The restorations cost $47 million and included more accessibility, increased public space, dressing rooms, and rehearsal space for the 110-year-old theatre.

“The dedication of the James Earl Jones Theatre honors one of the most beloved Broadway and film actors of all time. It’s fitting that the renaming of this beautifully restored building also be a moment to recognize the tremendous contribution of BIPOC people to Broadway," Shubert Chairman and CEO Robert E. Wankel said. "Mr. Jones’s name quickly rose to the top of the Shubert Organization’s list due to his illustrious career performing in Shubert houses, his status in the Black community, and his worldwide reputation as one of the most celebrated performers to ever grace the Broadway stage.” 

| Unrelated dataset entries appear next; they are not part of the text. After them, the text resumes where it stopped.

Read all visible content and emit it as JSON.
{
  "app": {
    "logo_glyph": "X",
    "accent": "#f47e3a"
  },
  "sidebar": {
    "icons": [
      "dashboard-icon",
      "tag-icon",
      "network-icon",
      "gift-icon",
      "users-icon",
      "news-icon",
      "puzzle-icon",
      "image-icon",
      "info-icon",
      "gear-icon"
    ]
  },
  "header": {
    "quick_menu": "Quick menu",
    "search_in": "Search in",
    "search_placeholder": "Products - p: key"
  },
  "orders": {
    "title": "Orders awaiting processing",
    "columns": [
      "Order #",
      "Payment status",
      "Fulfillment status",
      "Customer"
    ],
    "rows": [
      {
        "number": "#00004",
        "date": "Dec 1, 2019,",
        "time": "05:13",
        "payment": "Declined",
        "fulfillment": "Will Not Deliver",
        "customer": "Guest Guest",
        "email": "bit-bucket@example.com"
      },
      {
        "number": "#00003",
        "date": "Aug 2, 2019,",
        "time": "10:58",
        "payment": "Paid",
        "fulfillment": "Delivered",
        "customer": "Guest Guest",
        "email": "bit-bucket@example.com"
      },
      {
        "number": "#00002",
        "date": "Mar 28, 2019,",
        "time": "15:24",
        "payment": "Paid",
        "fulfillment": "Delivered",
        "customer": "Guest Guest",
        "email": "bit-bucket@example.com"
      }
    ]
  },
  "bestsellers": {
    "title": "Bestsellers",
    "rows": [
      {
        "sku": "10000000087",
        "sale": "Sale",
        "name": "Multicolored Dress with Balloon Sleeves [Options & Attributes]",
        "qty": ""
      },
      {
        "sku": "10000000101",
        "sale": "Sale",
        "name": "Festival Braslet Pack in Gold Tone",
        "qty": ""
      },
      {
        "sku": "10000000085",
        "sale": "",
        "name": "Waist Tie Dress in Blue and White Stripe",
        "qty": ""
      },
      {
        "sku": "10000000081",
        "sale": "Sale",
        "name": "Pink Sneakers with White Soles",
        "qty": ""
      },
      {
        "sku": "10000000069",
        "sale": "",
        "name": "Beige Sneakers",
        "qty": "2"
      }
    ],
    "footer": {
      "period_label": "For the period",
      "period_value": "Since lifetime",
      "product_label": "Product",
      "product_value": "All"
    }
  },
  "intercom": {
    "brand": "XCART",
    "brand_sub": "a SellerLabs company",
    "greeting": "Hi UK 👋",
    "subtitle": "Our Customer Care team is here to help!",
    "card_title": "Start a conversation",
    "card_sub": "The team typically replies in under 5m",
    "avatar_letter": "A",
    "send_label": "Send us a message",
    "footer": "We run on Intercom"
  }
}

Attendees included NYC Mayor Eric Adams, Samuel L. Jackson, LaTanya Richardson Jackson, Courtney B. Vance, Debbie Allen, Lee Daniels, Phylicia Rashad, Kenny Leon, The Shubert Organization President Robert Wankel, Ruben Santiago-Hudson, Norm Lewis, Brian Stokes Mitchell, Tamara Tunie, Woodie King Jr. and many more within the arts community.

In the summer of 2020, in solidarity with the Black Lives Matter movement, The Shubert Organization embarked on a mission to rename the Cort Theatre after a prominent BIPOC theatre legend upon completion of construction. Shubert Chairman and CEO Robert E. Wankel said, 

 Jones began his career on Broadway in 1957, and then in 1958, he played his first role at the Cort Theatre in Sunrise at Campobello.  He then continued to play in 21 Broadway and screen productions, becoming one of a few lifetime “EGOT” (Emmy, Grammy, Oscar, Tony) winners. 

Jones’s Tony Awards include Best Actor in a Play for The Great White Hope (1969) and Fences (1987), as well as a Lifetime Achievement Award in 2017. 

He also won seven Drama Desk Awards and has been awarded the National Medal of Arts and the Kennedy Center, Honor. 

Jones appeared in fourteen Broadway productions at the Shubert theatres, including two at the Cort Theatre. Most recently, he starred opposite Cicely Tyson in the 2015 Broadway revival of Donald L. Coburn’s The Gin Game at the Golden Theatre.